The previous Labour government bestowed a legacy upon NZ that included the first ever review of broadcasting regulations.
Essentially the question being asked in this review is: does the current market situation warrant government intervention?
Firstly, let’s look at the market. In NZ, there are essentially three players in the television market. TVNZ is the free-to-air state broadcaster (Channels One, 2 and other Freeview offerings). CanWest is a private sector free-to-air broadcaster (TV3 and C4). SKY TV is the pay-tv competitor, which crucially also owns the free-to-air Prime channel. Free-to-air networks financially depend on advertising (and in the case of TVNZ, government funding too) while pay-tv networks depend largely on subscriptions from viewers.
SKY commonly purchases ‘big’ sporting events, such as rugby league and union test matches, to show on its pay-tv channels, with delayed replays on free-to-air Prime. Critics suggest that this arrangement is unfair as it allows them to ‘siphon’ sports events from free-to-air to pay-tv and consequently ‘hoard’ them. Sensationalist terms such as “astonishing dominance” and “free-to-air under threat” are used in the article cited above, for example.
The reality is that 45% of the population has SKY, while 91% of the population can get Prime on terrestrial (i.e. not digital) coverage. This implies that 45% of the population can view such matches live, 46% can view them delayed, while 9% can’t watch the match at their place of residence. 9% is a relatively small proportion of the population, particularly when you take into account that they could watch the game at a local bar or friend’s house, for example, should they really wish to see it. Similarly, those with only delayed coverage at their place of residence could watch the game live elsewhere should they so desire.

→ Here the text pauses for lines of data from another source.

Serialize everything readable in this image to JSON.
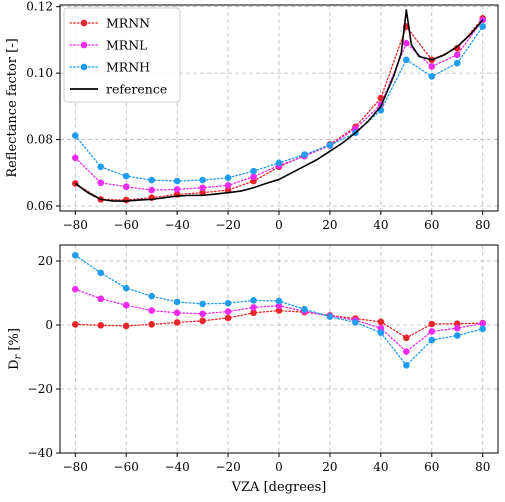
{
  "chart_data": [
    {
      "type": "line",
      "xlabel": "",
      "ylabel": "Reflectance factor [-]",
      "xlim": [
        -86,
        86
      ],
      "ylim": [
        0.0585,
        0.1205
      ],
      "xticks": [
        -80,
        -60,
        -40,
        -20,
        0,
        20,
        40,
        60,
        80
      ],
      "xtick_labels": [
        "−80",
        "−60",
        "−40",
        "−20",
        "0",
        "20",
        "40",
        "60",
        "80"
      ],
      "yticks": [
        0.06,
        0.08,
        0.1,
        0.12
      ],
      "ytick_labels": [
        "0.06",
        "0.08",
        "0.10",
        "0.12"
      ],
      "grid": true,
      "legend_position": "top-left",
      "series": [
        {
          "name": "MRNN",
          "color": "#e8252a",
          "style": "dotted-markers",
          "x": [
            -80,
            -70,
            -60,
            -50,
            -40,
            -30,
            -20,
            -10,
            0,
            10,
            20,
            30,
            40,
            50,
            60,
            70,
            80
          ],
          "y": [
            0.0668,
            0.062,
            0.0618,
            0.0625,
            0.0635,
            0.064,
            0.0648,
            0.0675,
            0.0718,
            0.0752,
            0.0785,
            0.0838,
            0.0925,
            0.114,
            0.104,
            0.1075,
            0.1165
          ]
        },
        {
          "name": "MRNL",
          "color": "#ee2bee",
          "style": "dotted-markers",
          "x": [
            -80,
            -70,
            -60,
            -50,
            -40,
            -30,
            -20,
            -10,
            0,
            10,
            20,
            30,
            40,
            50,
            60,
            70,
            80
          ],
          "y": [
            0.0745,
            0.067,
            0.0658,
            0.0648,
            0.065,
            0.0655,
            0.0662,
            0.0688,
            0.0722,
            0.075,
            0.0782,
            0.0833,
            0.0905,
            0.109,
            0.102,
            0.1055,
            0.116
          ]
        },
        {
          "name": "MRNH",
          "color": "#1f9cec",
          "style": "dotted-markers",
          "x": [
            -80,
            -70,
            -60,
            -50,
            -40,
            -30,
            -20,
            -10,
            0,
            10,
            20,
            30,
            40,
            50,
            60,
            70,
            80
          ],
          "y": [
            0.0812,
            0.0718,
            0.069,
            0.0678,
            0.0675,
            0.0678,
            0.0685,
            0.0705,
            0.073,
            0.0755,
            0.0783,
            0.082,
            0.0888,
            0.104,
            0.099,
            0.103,
            0.114
          ]
        },
        {
          "name": "reference",
          "color": "#000000",
          "style": "solid",
          "x": [
            -80,
            -75,
            -70,
            -65,
            -60,
            -55,
            -50,
            -45,
            -40,
            -35,
            -30,
            -25,
            -20,
            -15,
            -10,
            -5,
            0,
            5,
            10,
            15,
            20,
            25,
            30,
            35,
            40,
            45,
            48,
            50,
            52,
            55,
            60,
            65,
            70,
            75,
            80
          ],
          "y": [
            0.0668,
            0.064,
            0.062,
            0.0615,
            0.0615,
            0.0618,
            0.062,
            0.0625,
            0.063,
            0.0632,
            0.0632,
            0.0636,
            0.064,
            0.0645,
            0.0655,
            0.0668,
            0.068,
            0.07,
            0.072,
            0.074,
            0.0765,
            0.079,
            0.082,
            0.0855,
            0.09,
            0.099,
            0.106,
            0.119,
            0.1085,
            0.105,
            0.104,
            0.1055,
            0.108,
            0.1115,
            0.116
          ]
        }
      ]
    },
    {
      "type": "line",
      "xlabel": "VZA [degrees]",
      "ylabel": "D",
      "ylabel_subscript": "r",
      "ylabel_unit": " [%]",
      "xlim": [
        -86,
        86
      ],
      "ylim": [
        -40,
        25
      ],
      "xticks": [
        -80,
        -60,
        -40,
        -20,
        0,
        20,
        40,
        60,
        80
      ],
      "xtick_labels": [
        "−80",
        "−60",
        "−40",
        "−20",
        "0",
        "20",
        "40",
        "60",
        "80"
      ],
      "yticks": [
        -40,
        -20,
        0,
        20
      ],
      "ytick_labels": [
        "−40",
        "−20",
        "0",
        "20"
      ],
      "grid": true,
      "series": [
        {
          "color": "#e8252a",
          "style": "dotted-markers",
          "x": [
            -80,
            -70,
            -60,
            -50,
            -40,
            -30,
            -20,
            -10,
            0,
            10,
            20,
            30,
            40,
            50,
            60,
            70,
            80
          ],
          "y": [
            0.2,
            -0.1,
            -0.3,
            0.2,
            0.8,
            1.3,
            2.2,
            3.8,
            4.5,
            4.0,
            3.0,
            2.0,
            1.0,
            -4.0,
            0.3,
            0.4,
            0.6
          ]
        },
        {
          "color": "#ee2bee",
          "style": "dotted-markers",
          "x": [
            -80,
            -70,
            -60,
            -50,
            -40,
            -30,
            -20,
            -10,
            0,
            10,
            20,
            30,
            40,
            50,
            60,
            70,
            80
          ],
          "y": [
            11.2,
            8.2,
            6.2,
            4.5,
            3.8,
            3.5,
            4.2,
            5.5,
            6.0,
            4.3,
            2.8,
            1.5,
            -1.0,
            -8.3,
            -2.0,
            -1.0,
            0.5
          ]
        },
        {
          "color": "#1f9cec",
          "style": "dotted-markers",
          "x": [
            -80,
            -70,
            -60,
            -50,
            -40,
            -30,
            -20,
            -10,
            0,
            10,
            20,
            30,
            40,
            50,
            60,
            70,
            80
          ],
          "y": [
            21.8,
            16.3,
            11.5,
            9.0,
            7.2,
            6.6,
            6.8,
            7.7,
            7.5,
            4.9,
            2.6,
            0.8,
            -2.4,
            -12.6,
            -4.7,
            -3.3,
            -1.2
          ]
        }
      ]
    }
  ]
}
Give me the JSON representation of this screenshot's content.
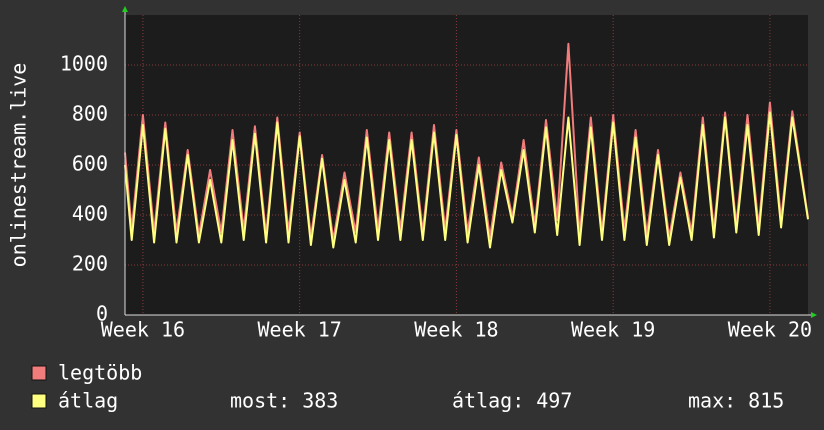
{
  "chart_data": {
    "type": "line",
    "y_label": "onlinestream.live",
    "x": [
      0,
      0.3,
      0.8,
      1.3,
      1.8,
      2.3,
      2.8,
      3.3,
      3.8,
      4.3,
      4.8,
      5.3,
      5.8,
      6.3,
      6.8,
      7.3,
      7.8,
      8.3,
      8.8,
      9.3,
      9.8,
      10.3,
      10.8,
      11.3,
      11.8,
      12.3,
      12.8,
      13.3,
      13.8,
      14.3,
      14.8,
      15.3,
      15.8,
      16.3,
      16.8,
      17.3,
      17.8,
      18.3,
      18.8,
      19.3,
      19.8,
      20.3,
      20.8,
      21.3,
      21.8,
      22.3,
      22.8,
      23.3,
      23.8,
      24.3,
      24.8,
      25.3,
      25.8,
      26.3,
      26.8,
      27.3,
      27.8,
      28.3,
      28.8,
      29.3,
      29.8,
      30.5
    ],
    "xlim": [
      0,
      30.5
    ],
    "xticks": [
      {
        "value": 0.8,
        "label": "Week 16"
      },
      {
        "value": 7.8,
        "label": "Week 17"
      },
      {
        "value": 14.8,
        "label": "Week 18"
      },
      {
        "value": 21.8,
        "label": "Week 19"
      },
      {
        "value": 28.8,
        "label": "Week 20"
      }
    ],
    "ylim": [
      0,
      1200
    ],
    "yticks": [
      0,
      200,
      400,
      600,
      800,
      1000
    ],
    "grid": true,
    "series": [
      {
        "name": "legtöbb",
        "color": "#f27c7c",
        "values": [
          650,
          340,
          800,
          330,
          770,
          330,
          660,
          320,
          580,
          330,
          740,
          340,
          755,
          320,
          790,
          330,
          730,
          310,
          640,
          300,
          570,
          330,
          740,
          340,
          730,
          340,
          730,
          330,
          760,
          340,
          740,
          330,
          630,
          310,
          610,
          390,
          700,
          360,
          780,
          380,
          1085,
          320,
          790,
          330,
          800,
          340,
          740,
          320,
          660,
          310,
          570,
          330,
          790,
          340,
          810,
          360,
          800,
          350,
          850,
          380,
          815,
          390
        ]
      },
      {
        "name": "átlag",
        "color": "#ffff80",
        "values": [
          600,
          300,
          760,
          290,
          745,
          290,
          640,
          290,
          540,
          290,
          700,
          300,
          725,
          290,
          770,
          290,
          715,
          280,
          625,
          270,
          540,
          290,
          710,
          300,
          700,
          300,
          700,
          300,
          730,
          300,
          720,
          290,
          600,
          270,
          580,
          370,
          660,
          330,
          750,
          320,
          790,
          280,
          750,
          300,
          770,
          300,
          710,
          280,
          640,
          280,
          550,
          300,
          760,
          310,
          790,
          330,
          760,
          320,
          810,
          350,
          790,
          383
        ]
      }
    ],
    "stats": [
      {
        "label": "most:",
        "value": 383
      },
      {
        "label": "átlag:",
        "value": 497
      },
      {
        "label": "max:",
        "value": 815
      }
    ]
  }
}
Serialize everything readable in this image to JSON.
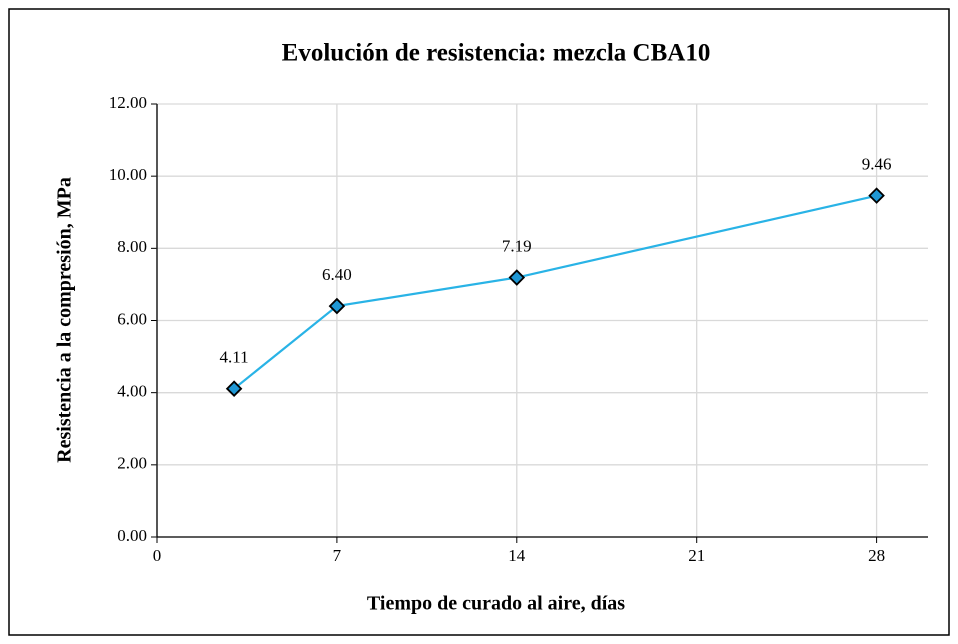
{
  "chart_data": {
    "type": "line",
    "title": "Evolución de resistencia: mezcla CBA10",
    "x_label": "Tiempo de curado al aire, días",
    "y_label": "Resistencia a la compresión, MPa",
    "x": [
      3,
      7,
      14,
      28
    ],
    "series": [
      {
        "color": "#29b3e6",
        "marker_color": "#1f97d4",
        "values": [
          4.11,
          6.4,
          7.19,
          9.46
        ],
        "value_labels": [
          "4.11",
          "6.40",
          "7.19",
          "9.46"
        ]
      }
    ],
    "xlim": [
      0,
      30
    ],
    "xticks": [
      0,
      7,
      14,
      21,
      28
    ],
    "ylim": [
      0,
      12
    ],
    "yticks": [
      {
        "value": 0,
        "label": "0.00"
      },
      {
        "value": 2,
        "label": "2.00"
      },
      {
        "value": 4,
        "label": "4.00"
      },
      {
        "value": 6,
        "label": "6.00"
      },
      {
        "value": 8,
        "label": "8.00"
      },
      {
        "value": 10,
        "label": "10.00"
      },
      {
        "value": 12,
        "label": "12.00"
      }
    ],
    "grid": true
  }
}
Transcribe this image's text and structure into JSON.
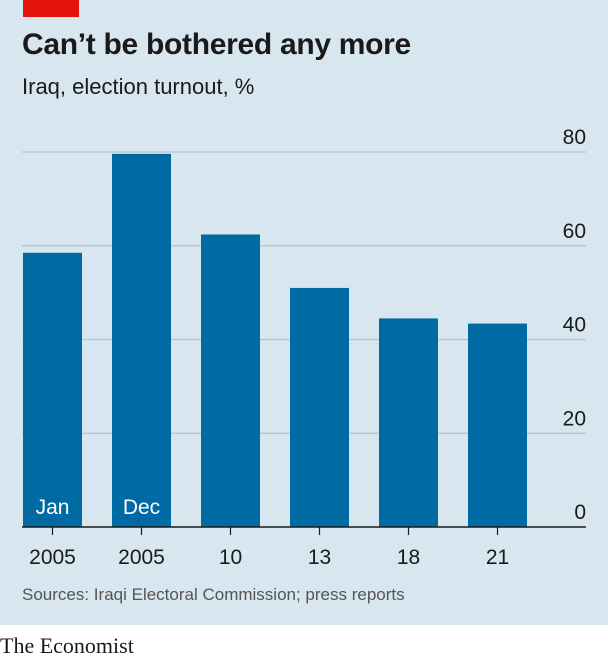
{
  "header": {
    "title": "Can’t be bothered any more",
    "subtitle": "Iraq, election turnout, %"
  },
  "footer": {
    "source": "Sources: Iraqi Electoral Commission; press reports",
    "brand": "The Economist"
  },
  "colors": {
    "background": "#d7e6ef",
    "bar": "#006ba2",
    "accent_red": "#e3120b",
    "gridline": "#b4c5d1",
    "axis": "#1a1a1a"
  },
  "chart_data": {
    "type": "bar",
    "categories": [
      "Jan 2005",
      "Dec 2005",
      "2010",
      "2013",
      "2018",
      "2021"
    ],
    "x_tick_labels": [
      "2005",
      "2005",
      "10",
      "13",
      "18",
      "21"
    ],
    "bar_inner_labels": [
      "Jan",
      "Dec",
      "",
      "",
      "",
      ""
    ],
    "values": [
      58.5,
      79.6,
      62.4,
      51,
      44.5,
      43.4
    ],
    "ylim": [
      0,
      80
    ],
    "y_ticks": [
      0,
      20,
      40,
      60,
      80
    ],
    "y_tick_labels": [
      "0",
      "20",
      "40",
      "60",
      "80"
    ],
    "y_axis_side": "right",
    "grid": true,
    "title": "Can’t be bothered any more",
    "ylabel": "Iraq, election turnout, %"
  }
}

In my opinion, the way SKY are segmenting the market is pretty clever – they are able to extract surplus from those prepared to pay for live sport, while at the same time provide a lower-quality (delayed) alternative for the vast majority of those not prepared to pay for it. And if someone is not prepared to incur any cost (financial and/or effort) to watch the game (either delayed or live), then they probably don’t value the game that highly. 😉 In this sense, I don’t see any argument for intervention, as consumers are ultimately in control of how they consume such sport.
Furthermore, there is a strong degree of self-regulation occurring in the market. Just last month SKY announced a collaboration with TVNZ and CanWest to share TV coverage of the 2011 Rugby World Cup. SKY are aware that appearing too dominant would not help its public image (and hence its image in the government’s eyes).
I see no reason for the pay-TV market in New Zealand to be regulated. Consumers are currently able to access what they want at the appropriate price, while SKY is obviously mindful of not abusing it’s position as the sole provider of pay-TV here. Indeed, greater regulation of the market would probably scare away potential new entrants, which I think would be a lot more beneficial for the market than any form of government intervention, in terms of introducing new technologies faster and cheaper, as well as other efficiency gains associated with increased competition.